Spinning, spinning, spinning.


When everything goes well, the sun rises and falls. The day starts and ends softly or with a bang, but everything keeps turning. Even if the day is a dark one, I keep going with it.

But, for one of a million reasons, some days are shaky.

It’s like a planet rotating in space. Everything is going fine, but then some force, big or small, makes it wobble a bit on its axis.

And next? What I fear the most — the crash.

I can’t tell you how many times I’ve fallen asleep on the floor in the past two years. Not kidding.

Sometimes the worry about the crash is almost as bad as the actual crash. Because (obviously) I’ve memorized the signs. And then I analyze:

“Does this mean something is starting again?”

“Where is my contingency plan?”

“What meeting can I reschedule for another day?”

“Will it ever get better?”

My therapist likes to remind me every so often that it’s gotten so much better. So. much. better. I was reading an entry from a year ago — by far not my low point — and I was shocked at how much I’ve grown and learned. Just one click took me to a post I wrote two years ago and wow. Just wow. I want to go back and hug 2014 Sarah.

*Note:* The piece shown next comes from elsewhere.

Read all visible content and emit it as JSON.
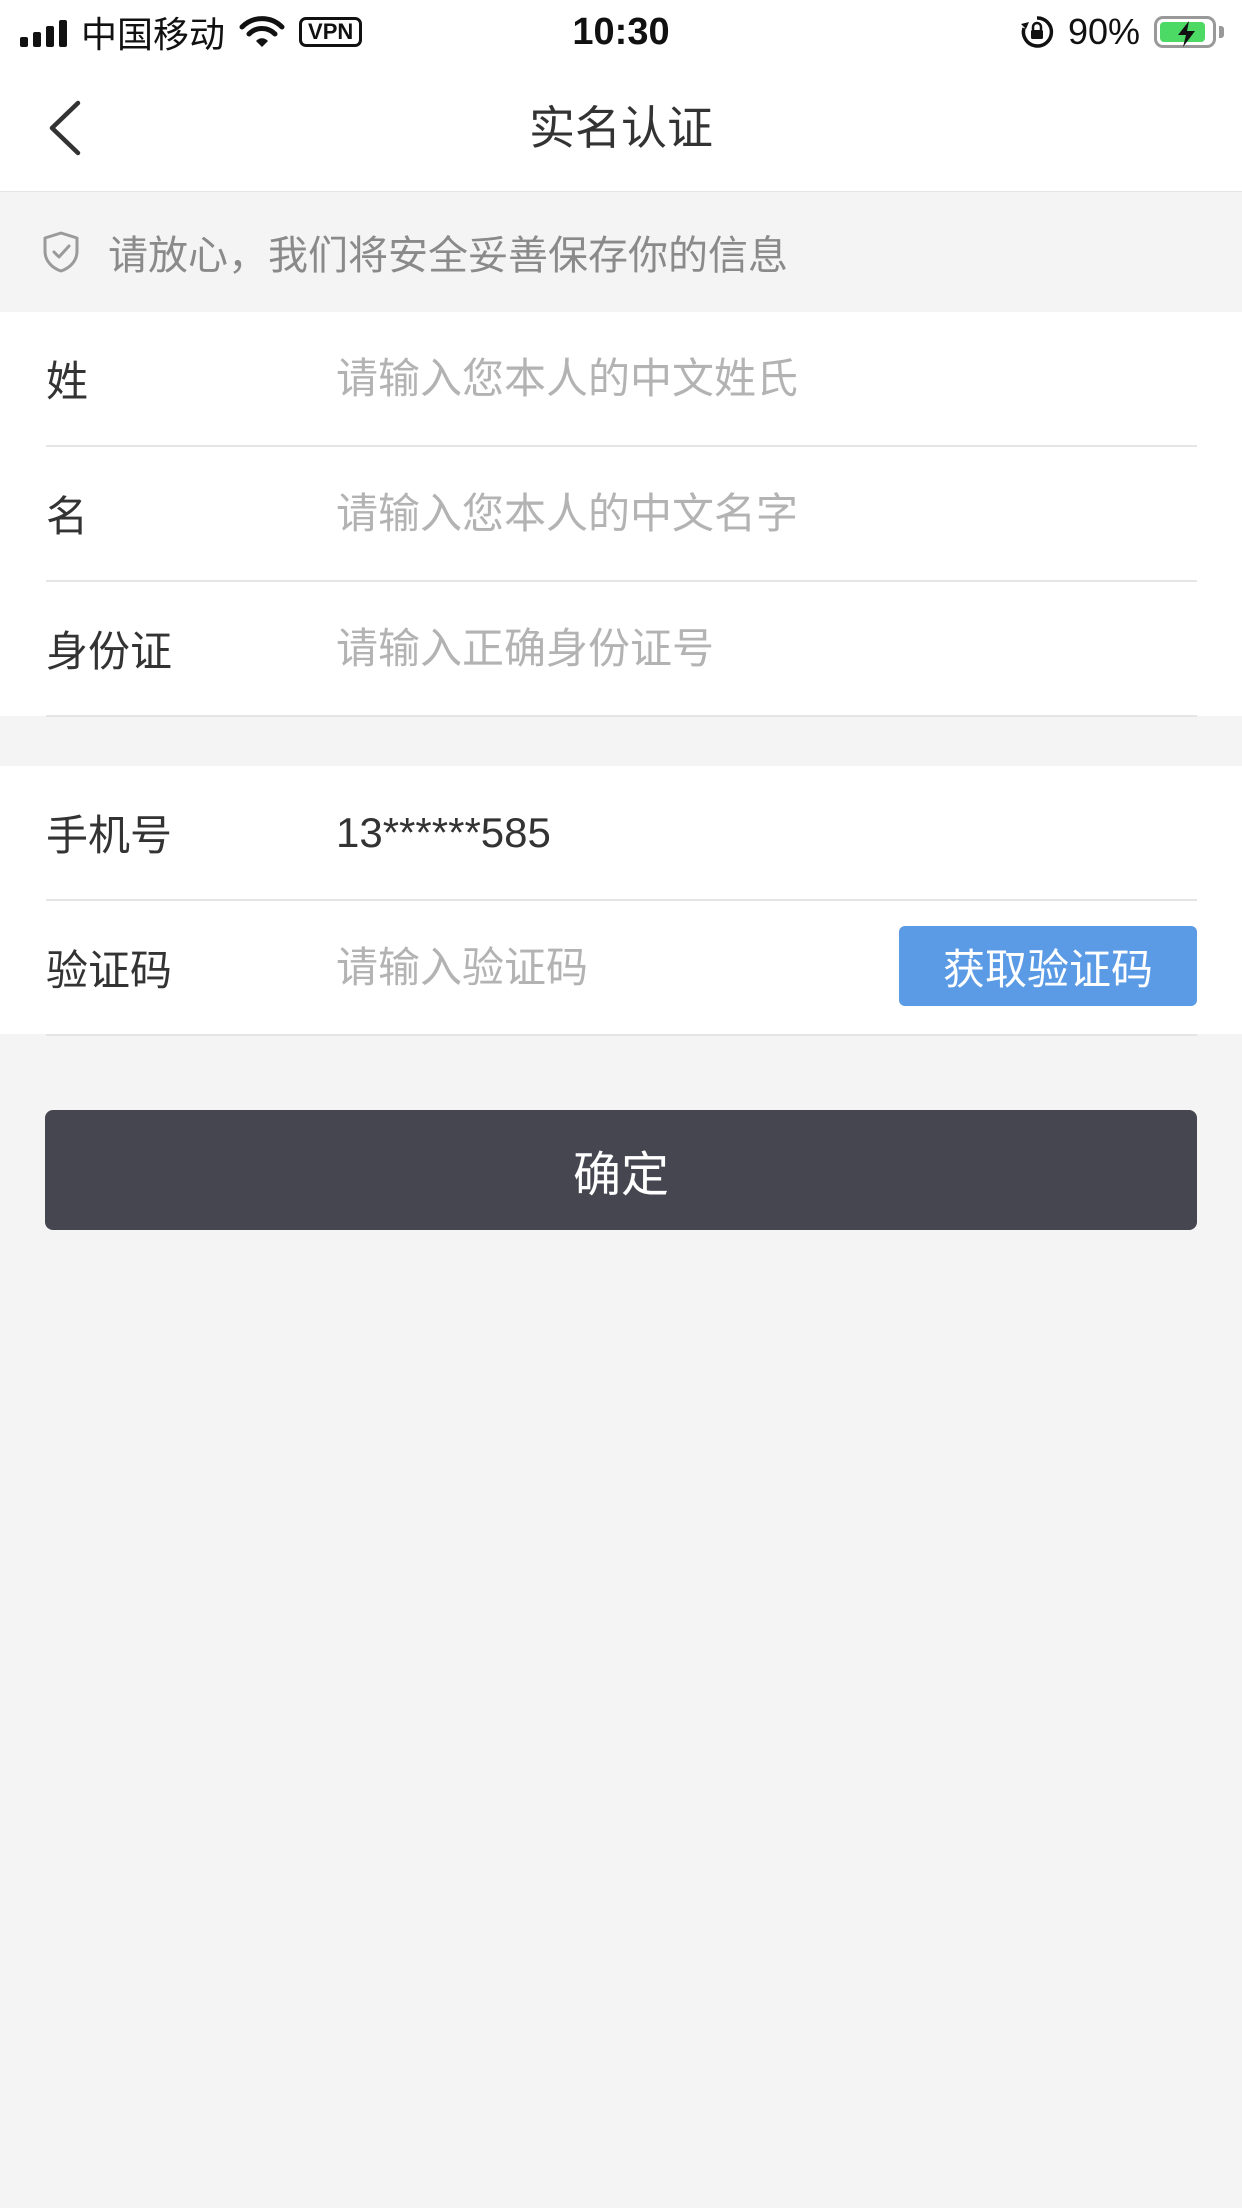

I can feel the difference. I can write down how many days have passed that are positive, where the sun rises and sets and I do things and talk with people and down my handfuls of pills and my brain and my body work together.


I’m so tired of f**king firsts and that I track them. First time I didn’t have an awful reaction to meds. First time I got on a plane without a panic attack. First time I went to a loud, crowded social gathering and didn’t lose my shit. First trip out of the country. First time I facilitated without dread beforehand.

That last one was this month, by the way. In some ways, it’s nice to see the progress. But I want to stop tracking it.

Every time there is a wobble I wonder — is this when it falls over? And if I fall, will I be able to get back up?